ANSWERS TO INSTRUCTOR’S MANUAL QUESTIONS

 

ESSAY ANSWERS

 

  1. Paul wins under each of the three statutes because his deed was recorded before the sale to Harris. In Harris v. Paul, 174 N.E. 615 (1930), the court noted that “the deed under which the defendant Paul claims was placed of record on December 21, 1903…. The plaintiff did not receive his sheriff’s deed until about January 25, 1904. Under the circumstances, he took it with constructive notice of the existence of the Paul deed and

therefore subject thereto.”

 

  1. The court in Lawton v.
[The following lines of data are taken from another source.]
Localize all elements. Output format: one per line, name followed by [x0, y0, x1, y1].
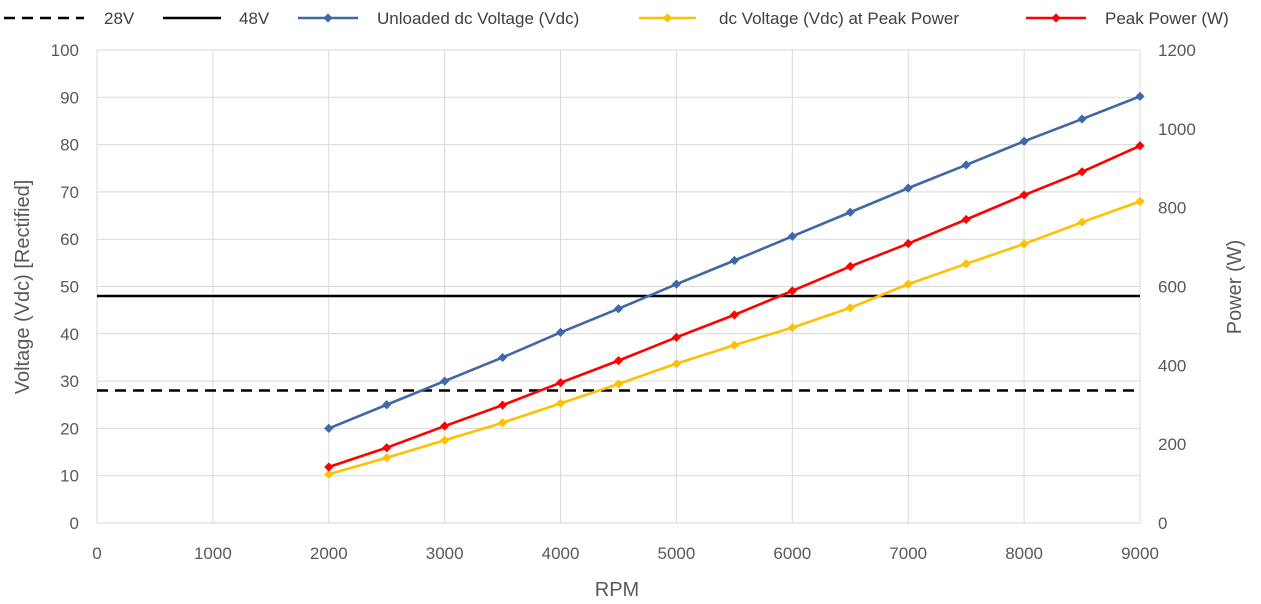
- data-point: [845, 261, 855, 271]
- data-point: [961, 214, 971, 225]
- series-line: [328, 200, 1141, 476]
- data-point: [440, 421, 450, 431]
- data-point: [1077, 114, 1087, 124]
- y-tick-right: 0: [1158, 514, 1167, 533]
- data-point: [961, 259, 971, 269]
- x-tick: 9000: [1121, 544, 1159, 563]
- y-tick-left: 10: [60, 467, 79, 486]
- y-tick-right: 800: [1158, 199, 1186, 218]
- data-point: [1077, 217, 1087, 227]
- x-tick: 2000: [310, 544, 348, 563]
- data-point: [1135, 196, 1145, 206]
- x-tick: 7000: [889, 544, 927, 563]
- data-point: [613, 356, 624, 366]
- y-axis-title-left: Voltage (Vdc) [Rectified]: [12, 180, 34, 395]
- data-point: [787, 231, 797, 241]
- data-point: [845, 303, 855, 313]
- data-point: [787, 323, 797, 333]
- data-point: [1019, 239, 1029, 249]
- legend-marker-3: [323, 13, 333, 23]
- reference-lines: [97, 294, 1140, 392]
- legend-label-1: 28V: [104, 9, 135, 28]
- x-tick: 6000: [773, 544, 811, 563]
- legend-marker-5: [1051, 13, 1061, 23]
- data-point: [324, 469, 334, 479]
- legend: 28V 48V Unloaded dc Voltage (Vdc) dc Voltag…: [4, 9, 1229, 28]
- data-point: [961, 160, 971, 170]
- legend-label-2: 48V: [239, 9, 270, 28]
- x-tick: 1000: [194, 544, 232, 563]
- data-point: [324, 423, 334, 433]
- data-point: [729, 340, 739, 350]
- y-tick-left: 0: [70, 514, 79, 533]
- data-point: [1019, 190, 1029, 200]
- data-point: [671, 358, 682, 369]
- data-point: [498, 418, 508, 428]
- legend-label-3: Unloaded dc Voltage (Vdc): [377, 9, 579, 28]
- data-point: [729, 310, 739, 320]
- data-point: [903, 279, 913, 289]
- data-point: [729, 255, 739, 266]
- data-point: [498, 352, 508, 363]
- y-tick-left: 30: [60, 372, 79, 391]
- series-2: [324, 196, 1145, 479]
- data-point: [382, 443, 392, 453]
- data-point: [613, 304, 624, 314]
- y-tick-right: 1000: [1158, 120, 1196, 139]
- legend-marker-4: [662, 13, 673, 23]
- x-tick: 8000: [1005, 544, 1043, 563]
- data-point: [1077, 167, 1087, 177]
- y-tick-left: 60: [60, 230, 79, 249]
- y-tick-left: 80: [60, 136, 79, 155]
- series-line: [328, 144, 1141, 469]
- data-point: [1135, 91, 1145, 101]
- y-tick-left: 50: [60, 278, 79, 297]
- data-point: [671, 279, 682, 289]
- y-tick-left: 90: [60, 88, 79, 107]
- x-tick: 4000: [542, 544, 580, 563]
- grid: [96, 49, 1141, 524]
- x-tick: 5000: [658, 544, 696, 563]
- y-tick-right: 400: [1158, 356, 1186, 375]
- data-point: [787, 286, 797, 296]
- x-axis-title: RPM: [595, 579, 639, 601]
- data-point: [555, 378, 566, 388]
- data-point: [440, 376, 450, 386]
- data-point: [382, 453, 392, 463]
- data-point: [498, 400, 508, 410]
- data-point: [671, 332, 682, 342]
- y-tick-right: 200: [1158, 435, 1186, 454]
- y-tick-left: 40: [60, 325, 79, 344]
- data-point: [1135, 141, 1145, 151]
- x-tick: 3000: [426, 544, 464, 563]
- data-point: [440, 435, 450, 445]
- data-point: [555, 327, 566, 337]
- legend-label-5: Peak Power (W): [1105, 9, 1229, 28]
- data-point: [613, 379, 624, 389]
- y-axis-title-right: Power (W): [1224, 240, 1246, 334]
- y-tick-right: 1200: [1158, 41, 1196, 60]
- data-point: [382, 400, 392, 410]
- y-tick-left: 70: [60, 183, 79, 202]
- data-point: [845, 207, 855, 217]
- series-group: [324, 91, 1145, 479]
- data-point: [903, 238, 913, 249]
- legend-label-4: dc Voltage (Vdc) at Peak Power: [719, 9, 959, 28]
- y-tick-right: 600: [1158, 278, 1186, 297]
- y-tick-left: 20: [60, 419, 79, 438]
- data-point: [903, 183, 913, 193]
- x-tick: 0: [92, 544, 101, 563]
- data-point: [555, 398, 566, 408]
- series-1: [324, 91, 1145, 433]
- data-point: [1019, 136, 1029, 146]
- series-3: [324, 141, 1145, 472]
- data-point: [324, 462, 334, 472]
- y-tick-left: 100: [51, 41, 79, 60]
Stillwell, 155 So.2d 311 (1963), ruled in favor of J.D. The court stated that “the burden is on the holder of an unrecorded deed to show that a subsequent purchaser for value had notice or constructive notice of his equity.” Ethel argued that J.D. was not a bona fide purchaser for value because there were facts sufficient to put him on inquiry. The court disagreed with Ethel and stated that it knew of “no authority which holds that her assessment of the property for taxation can operate to impute to [J.D.] Stillwell any notice of her claim to the property.”

 

  1. Phi owns the farm. Under the recording statutes Phi would have no notice of Sy’s recorded deed because there is nothing on record to link Sy’s deed to Beta. See C. Smith & R. Boyer, Survey of the Law of Property 330-331 (2nd ed. 1971).

 

  1. The insurer is not liable. In Loker v. Tulane University, 363 So.2d 1305 (1978), the court ruled that the injury resulted from the use of a motor vehicle, which was excluded from the fraternity’s coverage.

 

  1. The bank may recover. Under the modem mortgagee loss clause the mortgagee’s insurance is not invalidated by acts of the homeowner that would cancel coverage. See Decatur Federal Savings &, Loan Association v. York Insurance Company, 250 S.E.2d 524 (1979).